BB7: Mathematical modelling of ion channels
| Researcher: |
Dr Wan Chen |
| Team Leader(s): |
Prof. Jon Chapman & Dr Radek Erban |
| Collaborators: | Dr Philip Fowler |
| Prof. Mark Sansom |
Project completed January 17, 2012
Background
Ion channels are pore-forming proteins in cell membranes that provide a path to connect the cell interior to the exterior by allowing ions and water molecules to pass through. The transport of ions across ion channels plays a key role in mediating all electrical activities, producing signals in the nervous system and in regulating cardiac contraction. In response to stimuli, ion channels may change between open and closed states (gating). They may also be selective – a specific channel may only allow specific types of ion to permeate the channel.
Molecular dynamics simulations of some potassium channels have shown that ions move in single file through the narrow channel. When an ion enters the channel each ion is observed to fluctuate for a long time around an energy minimum known as a binding site, before it hops to the next binding site in the channel. It is through hopping that the channel conducts ions. Eventually, the ion escapes from the channel.
Due to their importance in biology and pharmacology, it is necessary to understand gating and selectivity in ion channels, and how the channel conducts ions. However, there are many modelling challenges, notably due to the difference in length scales between the ions, the channel, and the cell.

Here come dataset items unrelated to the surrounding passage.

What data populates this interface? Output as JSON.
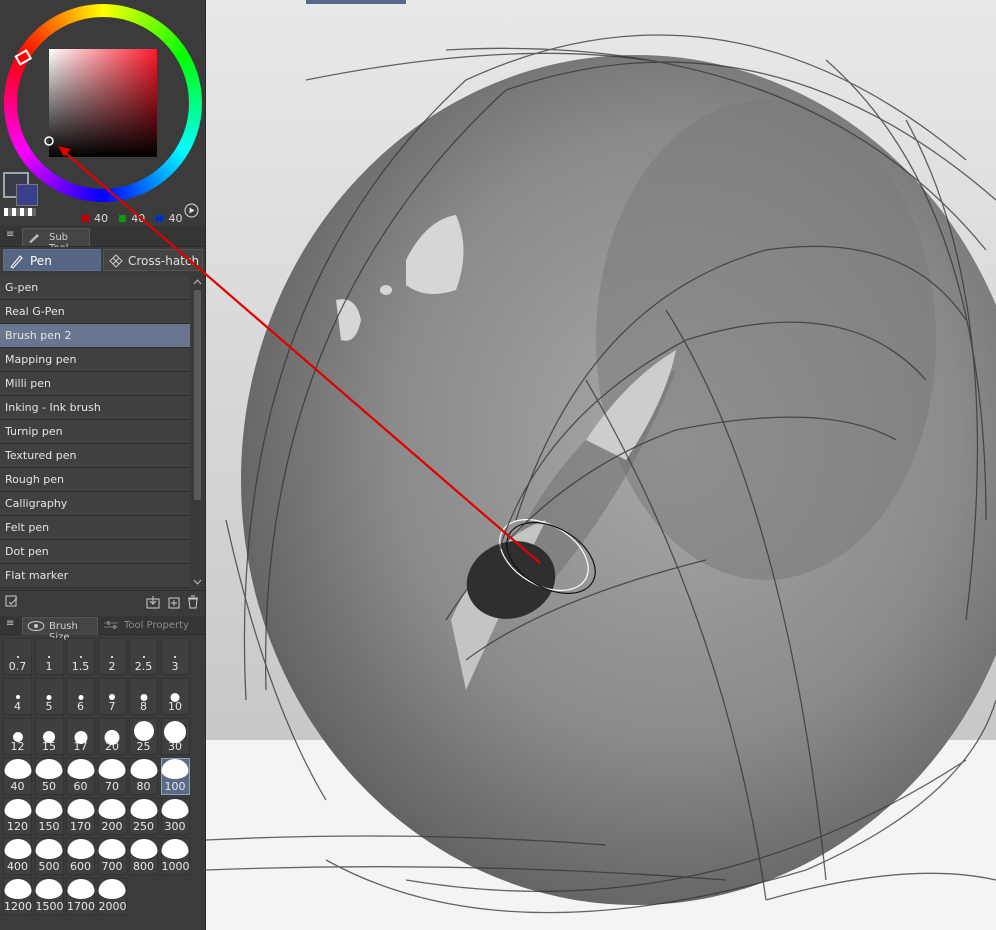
{
  "color_panel": {
    "rgb": [
      {
        "color": "#c00000",
        "value": "40"
      },
      {
        "color": "#00a000",
        "value": "40"
      },
      {
        "color": "#0030c0",
        "value": "40"
      }
    ]
  },
  "subtool": {
    "header": "Sub Tool",
    "tabs": [
      "Pen",
      "Cross-hatch Pe"
    ],
    "items": [
      "G-pen",
      "Real G-Pen",
      "Brush pen 2",
      "Mapping pen",
      "Milli pen",
      "Inking - Ink brush",
      "Turnip pen",
      "Textured pen",
      "Rough pen",
      "Calligraphy",
      "Felt pen",
      "Dot pen",
      "Flat marker"
    ],
    "selected": "Brush pen 2"
  },
  "brush_size": {
    "tabs": [
      "Brush Size",
      "Tool Property"
    ],
    "sizes": [
      "0.7",
      "1",
      "1.5",
      "2",
      "2.5",
      "3",
      "4",
      "5",
      "6",
      "7",
      "8",
      "10",
      "12",
      "15",
      "17",
      "20",
      "25",
      "30",
      "40",
      "50",
      "60",
      "70",
      "80",
      "100",
      "120",
      "150",
      "170",
      "200",
      "250",
      "300",
      "400",
      "500",
      "600",
      "700",
      "800",
      "1000",
      "1200",
      "1500",
      "1700",
      "2000"
    ],
    "selected": "100"
  },
  "colors": {
    "accent": "#566682",
    "selection": "#6a7590",
    "annotation": "#e00000"
  }
}
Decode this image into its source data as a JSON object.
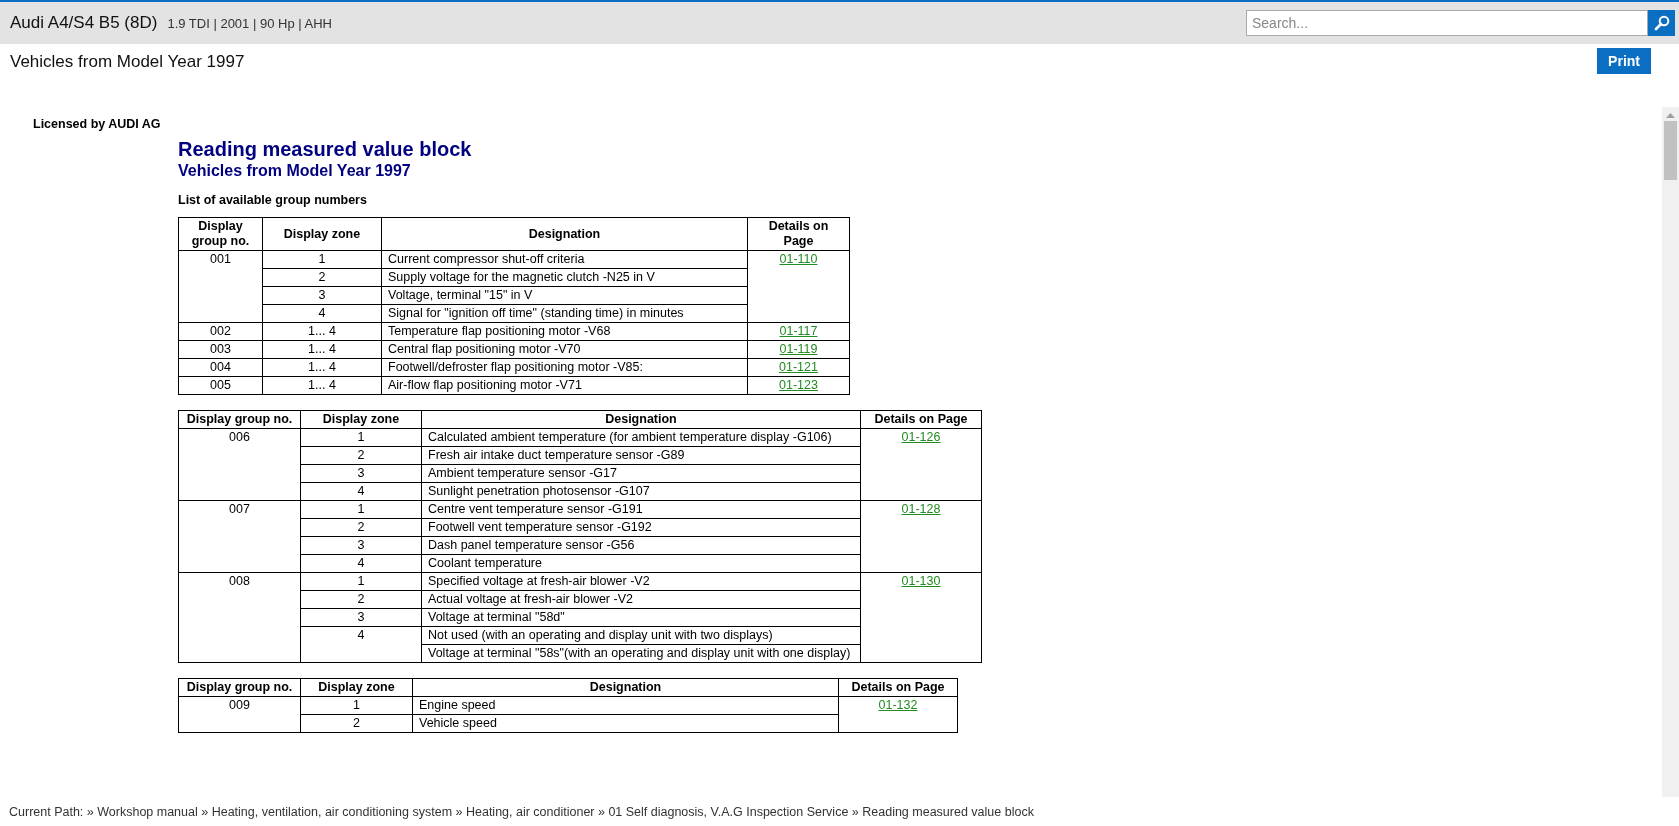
{
  "header": {
    "title": "Audi A4/S4 B5 (8D)",
    "subtitle": "1.9 TDI | 2001 | 90 Hp | AHH",
    "search": {
      "placeholder": "Search..."
    }
  },
  "page_title": "Vehicles from Model Year 1997",
  "print_button": "Print",
  "document": {
    "license": "Licensed by AUDI AG",
    "heading": "Reading measured value block",
    "subheading": "Vehicles from Model Year 1997",
    "intro": "List of available group numbers",
    "tables": [
      {
        "columns": [
          "Display group no.",
          "Display zone",
          "Designation",
          "Details on Page"
        ],
        "groups": [
          {
            "group": "001",
            "page": "01-110",
            "zones": [
              {
                "zone": "1",
                "designations": [
                  "Current compressor shut-off criteria"
                ]
              },
              {
                "zone": "2",
                "designations": [
                  "Supply voltage for the magnetic clutch -N25 in V"
                ]
              },
              {
                "zone": "3",
                "designations": [
                  "Voltage, terminal \"15\" in V"
                ]
              },
              {
                "zone": "4",
                "designations": [
                  "Signal for \"ignition off time\" (standing time) in minutes"
                ]
              }
            ]
          },
          {
            "group": "002",
            "page": "01-117",
            "zones": [
              {
                "zone": "1... 4",
                "designations": [
                  "Temperature flap positioning motor -V68"
                ]
              }
            ]
          },
          {
            "group": "003",
            "page": "01-119",
            "zones": [
              {
                "zone": "1... 4",
                "designations": [
                  "Central flap positioning motor -V70"
                ]
              }
            ]
          },
          {
            "group": "004",
            "page": "01-121",
            "zones": [
              {
                "zone": "1... 4",
                "designations": [
                  "Footwell/defroster flap positioning motor -V85:"
                ]
              }
            ]
          },
          {
            "group": "005",
            "page": "01-123",
            "zones": [
              {
                "zone": "1... 4",
                "designations": [
                  "Air-flow flap positioning motor -V71"
                ]
              }
            ]
          }
        ]
      },
      {
        "columns": [
          "Display group no.",
          "Display zone",
          "Designation",
          "Details on Page"
        ],
        "groups": [
          {
            "group": "006",
            "page": "01-126",
            "zones": [
              {
                "zone": "1",
                "designations": [
                  "Calculated ambient temperature (for ambient temperature display -G106)"
                ]
              },
              {
                "zone": "2",
                "designations": [
                  "Fresh air intake duct temperature sensor -G89"
                ]
              },
              {
                "zone": "3",
                "designations": [
                  "Ambient temperature sensor -G17"
                ]
              },
              {
                "zone": "4",
                "designations": [
                  "Sunlight penetration photosensor -G107"
                ]
              }
            ]
          },
          {
            "group": "007",
            "page": "01-128",
            "zones": [
              {
                "zone": "1",
                "designations": [
                  "Centre vent temperature sensor -G191"
                ]
              },
              {
                "zone": "2",
                "designations": [
                  "Footwell vent temperature sensor -G192"
                ]
              },
              {
                "zone": "3",
                "designations": [
                  "Dash panel temperature sensor -G56"
                ]
              },
              {
                "zone": "4",
                "designations": [
                  "Coolant temperature"
                ]
              }
            ]
          },
          {
            "group": "008",
            "page": "01-130",
            "zones": [
              {
                "zone": "1",
                "designations": [
                  "Specified voltage at fresh-air blower -V2"
                ]
              },
              {
                "zone": "2",
                "designations": [
                  "Actual voltage at fresh-air blower -V2"
                ]
              },
              {
                "zone": "3",
                "designations": [
                  "Voltage at terminal \"58d\""
                ]
              },
              {
                "zone": "4",
                "designations": [
                  "Not used (with an operating and display unit with two displays)",
                  "Voltage at terminal \"58s\"(with an operating and display unit with one display)"
                ]
              }
            ]
          }
        ]
      },
      {
        "columns": [
          "Display group no.",
          "Display zone",
          "Designation",
          "Details on Page"
        ],
        "groups": [
          {
            "group": "009",
            "page": "01-132",
            "zones": [
              {
                "zone": "1",
                "designations": [
                  "Engine speed"
                ]
              },
              {
                "zone": "2",
                "designations": [
                  "Vehicle speed"
                ]
              }
            ]
          }
        ]
      }
    ]
  },
  "breadcrumb": "Current Path: » Workshop manual » Heating, ventilation, air conditioning system » Heating, air conditioner » 01 Self diagnosis, V.A.G Inspection Service » Reading measured value block"
}
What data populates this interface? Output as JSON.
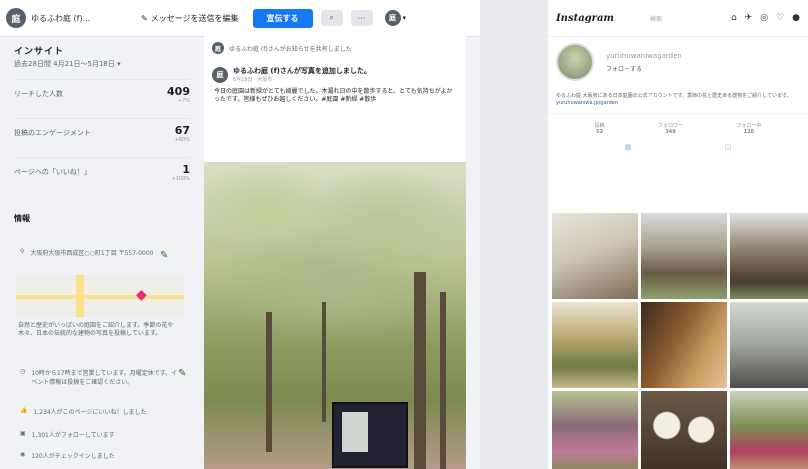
{
  "facebook": {
    "page_name": "ゆるふわ庭 (f)...",
    "edit_link": "メッセージを送信を編集",
    "promote_button": "宣伝する",
    "insights": {
      "title": "インサイト",
      "period": "過去28日間 4月21日〜5月18日 ▾",
      "metrics": [
        {
          "label": "リーチした人数",
          "value": "409",
          "sub": "+7%"
        },
        {
          "label": "投稿のエンゲージメント",
          "value": "67",
          "sub": "+60%"
        },
        {
          "label": "ページへの「いいね！」",
          "value": "1",
          "sub": "+100%"
        }
      ]
    },
    "info": {
      "title": "情報",
      "address": "大阪府大阪市西成区○○町1丁目 〒557-0000",
      "description": "自然と歴史がいっぱいの庭園をご紹介します。季節の花や木々、日本の伝統的な建物の写真を投稿しています。",
      "hours_text": "10時から17時まで営業しています。月曜定休です。イベント情報は投稿をご確認ください。",
      "row1": "1,234人がこのページにいいね！しました",
      "row2": "1,301人がフォローしています",
      "row3": "120人がチェックインしました"
    },
    "post": {
      "share_text": "ゆるふわ庭 (f)さんがお知らせを共有しました",
      "author": "ゆるふわ庭 (f)さんが写真を追加しました。",
      "meta": "5月18日 · 大阪市 ·",
      "body": "今日の庭園は新緑がとても綺麗でした。木漏れ日の中を散歩すると、とても気持ちがよかったです。皆様もぜひお越しください。#庭園 #新緑 #散歩"
    }
  },
  "instagram": {
    "logo": "Instagram",
    "search": "検索",
    "username": "yuruhuwaniwagarden",
    "follow_button": "フォローする",
    "bio": "ゆるふわ庭\n大阪府にある日本庭園の公式アカウントです。季節の花と歴史ある建物をご紹介しています。",
    "link": "yuruhuwaniwa.jp/garden",
    "stats": [
      {
        "label": "投稿",
        "value": "52"
      },
      {
        "label": "フォロワー",
        "value": "349"
      },
      {
        "label": "フォロー中",
        "value": "120"
      }
    ]
  },
  "colors": {
    "fb_blue": "#1877f2",
    "ig_pink": "#e1306c"
  }
}
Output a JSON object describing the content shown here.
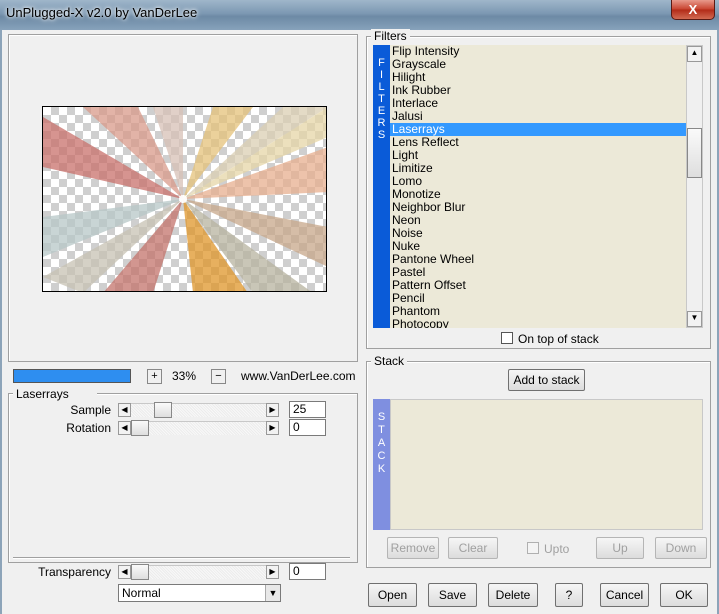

Many different approaches have been proposed in the literature to study ion transport in a channel. Researchers at the Oxford Centre for Collaborative Applied Mathematics (OCCAM) have derived a model for an ion channel focusing on the ion permeation process starting with Brownian dynamics, with the aim to make a reduced and tractable model.
Techniques and Challenges
Using the fact that the motion of ions depends only on the current state of the system, the theory reduces a continuous ion diffusion simulated by Brownian dynamics to a discrete Markovian process of ion hopping between binding sites. A hierarchy of Fokker-Planck equations, indexed by channel occupancy, was derived from continuous Brownian dynamics. From these equations, the mean ion escape times and splitting probabilities (denoting from which side an ion has escaped) can be calculated. By then equating these with the corresponding expressions from the discrete Markov model, the individual escape rates and hopping rates can be determined.
One binding site: The researchers illustrated the theory using a simple model of a channel with one binding site. The channel was assumed to have a maximum occupancy of two ions (ne at the binding site and one free ion). Alternatively, it could have just one ion or zero ions (the three states are referred to as 0-ion, 1-ion or 2-ion).
Extending to multiple binding sites: Extending the model to have more general channels with multiple binding sites leads to the increased difficulties of computing higher dimensional PDEs and simulating a larger sample of Brownian dynamics.
Since each binding site can be occupied or empty, as the number of binding sites increases, the number of states in the system grows exponentially and the system becomes too complicated to analyse. However, by using the observation from the two-ion channel system that the ion channel is never in the 0-ion state, the researchers postulated that a channel with n binding sites has only three states: two states of (n+1)-ion occupancy with n ions in the binding sites and one ion at the left or right entry points, and one state of n-ion occupancy with each ion at one binding site.
Results
One binding site: First, using the simple model, the researchers investigated how the conductivity of the ion channel depends on various parameters. Interestingly, the channel is almost never in the 0-ion state. This observation complies with the knock-on hypothesis which states that ion permeation is triggered by a new ion entering a saturated channel and eventually pushing an ion out the other end (see Figure 1).
Extending to multiple binding sites: Using the simplified multiple binding site model, the researchers were able to calculate the current in the channel.
The novelty in this new approach is that the state of the system is determined by the positions of all the ions simultaneously, thus capturing all the correlations between the positions of different ions.
This new theory is an improvement on the traditional Kramer’s rate theory as it has the notable feature of including the effect of the geometry of the potential energy landscape. The model also showed an intricate coupling between transition rates, mean escape time and splitting probability due to the complex system of Markovian states for multi-ion channels.